Fat is now considered "contagious."
Why do I ever doubt the creativity of obesity researchers? They really have it going on.
Apparently, a new study showed that if you have fat friends, you're going to get fat, too.
The chances of a person "developing obesity"* increased 57% if a friend was obese, 40% if a sibling was, and 37% if a spouse was.
This is now more likely to determine your weight than genetics, the researchers say.
"We were stunned to find that friends who are hundreds of miles away have just as much impact on a person's weight status as friends who are right next door," said co-author James Fowler of the University of California, San Diego.
Researchers think it's more than just people with similar eating and exercise habits hanging out together. Instead, it may be that having relatives and friends who become obese changes one's idea of what is an acceptable weight.
So let me get this straight here: many of my friends I've met through this blog. Most of them, I've never seen pictures of. Therefore, I'm more likely to weigh what they do because they determine what an acceptable body weight is.
Here's a novel idea for you: what if we through out all preconceptions of an "acceptable weight"? What if an acceptable weight was whatever your own DNA told you to be at? What if we stopped asking stupid questions that could only yield stupid answers?
However, the researchers did caution severing friendships with obese people. Even the globe-trotting man with almost untreatable TB was not advised to ditch his wife. She was there in her little mask with him during interviews. No one said, "Get divorced." Or "Don't see each other." Wearing a mask is advisable, certainly. So what? Now you're supposed to wire your mouth shut around friends who have "unacceptable" weights?

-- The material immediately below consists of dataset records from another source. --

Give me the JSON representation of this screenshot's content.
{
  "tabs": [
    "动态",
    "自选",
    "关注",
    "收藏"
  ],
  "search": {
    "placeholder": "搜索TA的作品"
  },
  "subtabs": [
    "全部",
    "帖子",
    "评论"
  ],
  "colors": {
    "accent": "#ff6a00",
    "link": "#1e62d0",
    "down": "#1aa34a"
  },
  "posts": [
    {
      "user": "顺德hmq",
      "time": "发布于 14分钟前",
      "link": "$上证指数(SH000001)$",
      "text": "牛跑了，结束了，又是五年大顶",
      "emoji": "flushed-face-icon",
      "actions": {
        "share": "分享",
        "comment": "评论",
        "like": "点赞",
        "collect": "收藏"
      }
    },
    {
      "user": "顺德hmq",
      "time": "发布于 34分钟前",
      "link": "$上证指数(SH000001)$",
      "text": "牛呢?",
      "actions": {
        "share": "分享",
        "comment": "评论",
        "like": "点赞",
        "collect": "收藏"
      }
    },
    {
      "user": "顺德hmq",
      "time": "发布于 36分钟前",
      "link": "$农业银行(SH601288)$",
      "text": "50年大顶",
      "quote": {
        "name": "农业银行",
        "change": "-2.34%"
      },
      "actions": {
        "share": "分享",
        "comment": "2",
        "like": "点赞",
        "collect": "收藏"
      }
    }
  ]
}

I'm sorry, but if my friend found my weight unacceptable, I'd ditch them long before they could ditch me.
But wait: there's more.
"If you're just a little bit heavy and everyone around you is quite heavier, you will feel good when you look in a mirror," said Dr. David Katz, director of Yale University's Prevention Research Center.
Yep. Judge your self-worth based on your weight. Damn, don't I know where that leads. So their "new" proposal is to focus on getting whole groups of people to lose weight.
And damn, don't I know where that leads, too.
There is a little part that makes sense. It reminds me of pro-anorexia. Of the group fasts, of the posting of "thinspiration", of the cognitive reinforcement of the need to lose weight. And from that standpoint, it makes at least a tad of sense. It's really cognitive behavioral therapy, given in a effed up way.
The irony is that the "ideal" figure out there is so thin or so muscular that it's completely unattainable. Look at a magazine, feel fat. Look at a friend, feel thin. So what the hell are you supposed to do?
Stop looking at others for figuring out how you're supposed to look. That's the underlying assumption of this study. That you look to others to decide how and what you're supposed to be. Imagine telling an African-American with primarily white friends that they need to lighten their skin because they look "too dark" around them. Or a tall basketball player to lop a couple of inches off their legs because they look too tall against other people.
We would never say it 1) because it's rude and degrading and 2) because it's not true! Prejudice against fat people has the same name as prejudice against any other group of people: bigotry.
And now I've just proven that stupidity is far more contagious than obesity ever will be. Quad erat demonstratum.
*An asinine term if ever there was one. It's not a disease. You don't "develop" blonde hair or blue eyes or a hairy chest. In fact, it's not even a decent term.